Tebligat ile ilgili 7201 sayılı Tebligat Kanunu ve buna bağlı olarak çıkarılan Tüzük hükümleri tamamen şeklidir. Kanun ve Tüzüğün amacı tebligatın muhatabına en kısa zamanda ulaşması, konusu ile ilgili olan kişilerin bilgilendirilmesi ve bu hususların belgeye bağlanmasıdır. Hal böyle olunca, yasa ve tüzük hükümlerinin en ufak ayrıntılarına kadar uygulanması zorunludur. Kanunun ve Tüzüğün belirlediği şekilde yapılmamış ve belgelendirilmemiş olan tebligatların geçerli olmayacağı Yargıtay içtihatlarında açıkça vurgulanmıştır.
Tebligat Kanunu ile Tüzüğü'nde öngörülen şekilde işlem yapılmış olmadıkça tebliğ memuru tarafından yapılan yazılı beyan onun mücerret sözünden ibaret kalır ve dolayısıyla belgelendirilmiş sayılmaz.
Tüzel kişilere tebligatın nasıl yapılacağı Tebligat Kanununun 12. ve 13. maddesinde ve Tebligat Tüzüğünün 17. ve 18. maddesinde açıklanmıştır.
Buna göre; Tüzel Kişilere yapılacak tebligat bunların yetkili temsilcilerine yapılır. Eğer tüzel kişinin yetkili temsilcisi yoksa veya evrakı bizzat alamayacak bir halde ise; görev itibariyle temsilciden sonra gelen kimse veya evrak müdürü gibi bu işle görevlendirilmiş bir kişiye, o da yoksa tüzel kişinin o yerdeki memur veya müstahdemlerinden birine yapılır. Tebligat tüzel kişinin yetkili temsilcisine yapılmamış ve sıralı kişilere yapılmışsa, bunun nedenlerinin açıkça ve ayrıntılı olarak tebligat mazbatasına yazılması gerekir.
Mahkemece, Başbakanlık Hazine Müsteşarlığı adına duruşma günü belirtilmeden tek tebligat zarfı kullanılarak birbirinden bağımsız olan 57 adet dosyaya ait dahili dava dilekçesinin tebligata çıkarıldığı ve yetkisiz kişi adına yapılan tebliğin yukarıda belirtilen yasa ve tüzük hükümlerine aykırı olduğu anlaşılmaktadır.

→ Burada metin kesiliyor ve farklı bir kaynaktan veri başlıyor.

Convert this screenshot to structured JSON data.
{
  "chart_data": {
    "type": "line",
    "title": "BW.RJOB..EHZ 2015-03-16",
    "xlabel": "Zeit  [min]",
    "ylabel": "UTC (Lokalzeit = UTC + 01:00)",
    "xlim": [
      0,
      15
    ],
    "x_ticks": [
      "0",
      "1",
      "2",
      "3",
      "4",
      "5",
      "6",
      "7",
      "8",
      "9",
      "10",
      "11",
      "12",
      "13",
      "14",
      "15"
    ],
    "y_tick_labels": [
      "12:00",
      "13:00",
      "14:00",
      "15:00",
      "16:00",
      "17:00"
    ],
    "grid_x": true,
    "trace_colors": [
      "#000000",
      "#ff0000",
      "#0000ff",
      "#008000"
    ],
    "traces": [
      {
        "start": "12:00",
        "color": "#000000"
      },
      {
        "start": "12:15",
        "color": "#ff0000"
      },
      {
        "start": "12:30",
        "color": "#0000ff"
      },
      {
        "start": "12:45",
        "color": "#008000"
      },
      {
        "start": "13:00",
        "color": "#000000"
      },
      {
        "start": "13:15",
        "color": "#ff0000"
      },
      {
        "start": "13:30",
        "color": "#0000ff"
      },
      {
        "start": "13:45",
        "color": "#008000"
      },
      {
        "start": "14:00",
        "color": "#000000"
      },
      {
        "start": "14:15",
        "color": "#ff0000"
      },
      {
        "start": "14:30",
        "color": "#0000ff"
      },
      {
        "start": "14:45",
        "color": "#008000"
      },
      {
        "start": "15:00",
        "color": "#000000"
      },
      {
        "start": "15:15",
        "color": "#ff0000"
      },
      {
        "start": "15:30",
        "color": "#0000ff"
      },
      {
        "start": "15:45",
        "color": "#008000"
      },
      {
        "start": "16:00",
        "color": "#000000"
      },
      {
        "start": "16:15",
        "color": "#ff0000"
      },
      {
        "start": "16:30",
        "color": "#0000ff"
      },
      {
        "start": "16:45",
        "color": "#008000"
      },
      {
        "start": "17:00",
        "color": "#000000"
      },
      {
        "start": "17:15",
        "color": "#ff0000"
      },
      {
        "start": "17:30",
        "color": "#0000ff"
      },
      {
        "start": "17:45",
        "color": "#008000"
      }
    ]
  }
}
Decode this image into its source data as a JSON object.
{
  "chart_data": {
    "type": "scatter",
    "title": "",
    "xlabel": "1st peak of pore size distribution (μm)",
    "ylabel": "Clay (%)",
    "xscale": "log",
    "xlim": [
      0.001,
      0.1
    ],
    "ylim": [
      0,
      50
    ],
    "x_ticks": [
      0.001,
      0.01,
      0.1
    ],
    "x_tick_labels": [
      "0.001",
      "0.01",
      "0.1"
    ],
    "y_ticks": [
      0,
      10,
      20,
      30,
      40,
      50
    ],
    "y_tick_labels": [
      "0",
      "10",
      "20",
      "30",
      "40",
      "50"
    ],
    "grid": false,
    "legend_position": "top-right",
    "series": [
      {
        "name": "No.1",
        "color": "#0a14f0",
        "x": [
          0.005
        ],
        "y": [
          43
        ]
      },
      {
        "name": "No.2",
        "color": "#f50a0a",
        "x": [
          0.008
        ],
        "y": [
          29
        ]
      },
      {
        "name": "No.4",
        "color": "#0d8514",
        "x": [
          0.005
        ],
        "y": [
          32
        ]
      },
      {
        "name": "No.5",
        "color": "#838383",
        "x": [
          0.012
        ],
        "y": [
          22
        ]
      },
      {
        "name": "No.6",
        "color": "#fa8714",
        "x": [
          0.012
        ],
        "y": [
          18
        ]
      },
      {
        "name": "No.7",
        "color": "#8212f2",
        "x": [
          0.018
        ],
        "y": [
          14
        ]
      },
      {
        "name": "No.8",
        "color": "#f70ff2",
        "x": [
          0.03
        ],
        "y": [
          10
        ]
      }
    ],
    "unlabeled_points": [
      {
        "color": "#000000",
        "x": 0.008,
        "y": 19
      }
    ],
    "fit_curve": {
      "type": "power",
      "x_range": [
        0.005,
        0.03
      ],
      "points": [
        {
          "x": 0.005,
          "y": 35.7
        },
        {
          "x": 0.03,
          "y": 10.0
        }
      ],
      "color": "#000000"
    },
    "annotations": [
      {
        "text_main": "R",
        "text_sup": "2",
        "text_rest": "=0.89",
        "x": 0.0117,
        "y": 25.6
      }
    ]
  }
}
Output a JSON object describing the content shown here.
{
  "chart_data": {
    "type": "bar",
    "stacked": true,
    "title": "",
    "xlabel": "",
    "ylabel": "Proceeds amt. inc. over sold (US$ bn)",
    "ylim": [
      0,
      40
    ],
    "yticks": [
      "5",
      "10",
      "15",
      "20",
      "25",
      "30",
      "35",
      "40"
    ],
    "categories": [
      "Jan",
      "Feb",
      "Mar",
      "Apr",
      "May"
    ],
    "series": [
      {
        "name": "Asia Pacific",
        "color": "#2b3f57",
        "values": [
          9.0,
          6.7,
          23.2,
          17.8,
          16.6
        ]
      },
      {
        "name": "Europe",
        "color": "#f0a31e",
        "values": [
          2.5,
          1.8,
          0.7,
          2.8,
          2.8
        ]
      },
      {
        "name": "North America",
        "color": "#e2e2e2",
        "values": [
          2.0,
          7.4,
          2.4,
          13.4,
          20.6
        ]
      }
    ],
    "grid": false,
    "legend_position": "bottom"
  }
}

Buna göre mahkemece usulüne uygun şekilde taraf teşkili oluşturulmaksızın davalı idarenin savunma hakkını kısıtlayarak yokluğunda karar verilmesi hatalıdır.
Bu nedenle Yargıtay C. Başsavcılığının kanun yararına bozma istemine atfen düzenlediği tebliğname yerinde görülmekle İskenderun İş Mahkemesinin 16.06.2009 tarih ve 2008/324 Esas, 2009/490-Karar sayılı kararının sonuca etkili olmamak üzere BOZULMASINA, Dosyanın gereği için Yargıtay C. Başsavcılığına TEVDİİNE 17/06/2010 gününde oybirliğiyle karar verildi.
—— • –—
Yargıtay 9. Hukuk Dairesinden:
Esas No : 2010/13526
Karar No : 2010/19369
YARGITAY İLAMI
Mahkemesi : İskenderun İş Mahkemesi
Tarihi : 16/06/2009
Numarası : 2008/319-2009/493
Davacı : Mustafa Güder Adına Avukat Eshabil Kendir
Davalı : 1- Başbakanlık Hazine Müsteşarlığı
2- Yazıcı Demir Çelik A.Ş. Adına Avukat
Yeliz Kendi Şahin
3- Doğan Taşımacılık San. ve Tic. Ltd.Şti.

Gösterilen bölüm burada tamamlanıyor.